This photo takes us back to 1998, when Jennifer was 61 and building was still in full swing. It was a happy, busy and creative time for all. The builders had finished the major work, the farmhouse had been bought, and friend and neighbour Vittorio was busy restoring it and incorporating it with the barn. Here Jennifer and Vittorio are seen with her mother Hilda, who came to stay for a short visit and decided to stay forever.
Life changed for Jennifer in 1967 when she spent two years Bahrain. It was a very different culture – tracts of desert scattered with ancient ruins in the south, green, experimental farming areas in the north surrounded by the warm, transparent Gulf sea, with it’s archaic sailing ships and huge fishes.
It was a place of great contrast; palaces, pearls, gold and oil, shacks and medieval poverty. Jennifer’s interest in art was rekindled when she started illustrating a diary about what she saw there. This passion remained with her and many years later as a mature student, she took a degree in Sculpture at Leicester Polytechnic.
Visiting Italy must be every sculptor’s dream, and she was overjoyed in the late 80’s when friends invited her to stay with them at their farmhouse in Tuscany. After a week they pressed her to stay …… and at the end of a fortnight she was the surprised new owner of their condemned barn! They introduced her to a builder who could not speak English. She could not speak Italian, but it wasn’t a problem. She measured up the barn, made a model of her design, collapsed it and sent it back to a surprised Giancarlo.
Starting in 1988 she restored the long barn and made a terraced garden out of the village rubbish dump. It took many years. When she thought she had finished, she was persuaded to buy the farmhouse …. and she started all over again.

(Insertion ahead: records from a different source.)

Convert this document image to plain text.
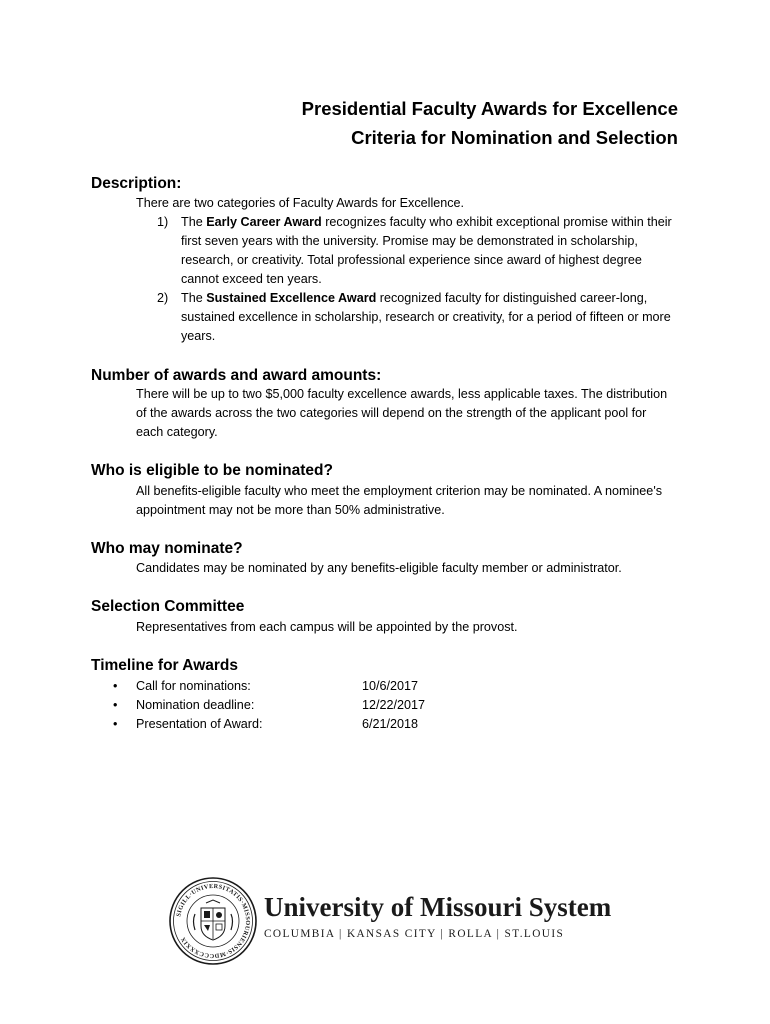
Presidential Faculty Awards for Excellence
Criteria for Nomination and Selection
Description:
There are two categories of Faculty Awards for Excellence.
1) The Early Career Award recognizes faculty who exhibit exceptional promise within their first seven years with the university. Promise may be demonstrated in scholarship, research, or creativity. Total professional experience since award of highest degree cannot exceed ten years.
2) The Sustained Excellence Award recognized faculty for distinguished career-long, sustained excellence in scholarship, research or creativity, for a period of fifteen or more years.
Number of awards and award amounts:
There will be up to two $5,000 faculty excellence awards, less applicable taxes. The distribution of the awards across the two categories will depend on the strength of the applicant pool for each category.
Who is eligible to be nominated?
All benefits-eligible faculty who meet the employment criterion may be nominated. A nominee's appointment may not be more than 50% administrative.
Who may nominate?
Candidates may be nominated by any benefits-eligible faculty member or administrator.
Selection Committee
Representatives from each campus will be appointed by the provost.
Timeline for Awards
• Call for nominations:	10/6/2017
• Nomination deadline:	12/22/2017
• Presentation of Award:	6/21/2018
SIGILL·UNIVERSITATIS·MISSOURIENSIS·MDCCCXXXIX
University of Missouri System
COLUMBIA | KANSAS CITY | ROLLA | ST.LOUIS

Now the house has become a convivial retreat for people looking for a slower pace of life. Apart from simply relaxing they can explore the countryside by foot or car (maybe an occasional city) paint and draw, make music (Jenny plays the flute and has just started to learn the cello), learn traditional cooking , and wine and dine very well in the five family-run restaurants. The guest list includes poets, astronomers, photographers, cyclists, lawyers and even a tired politician. It is a great place for getting to know people. Friends, guests, helpers and residents meet and talk together endlessly – usually in a mixture of several languages at once.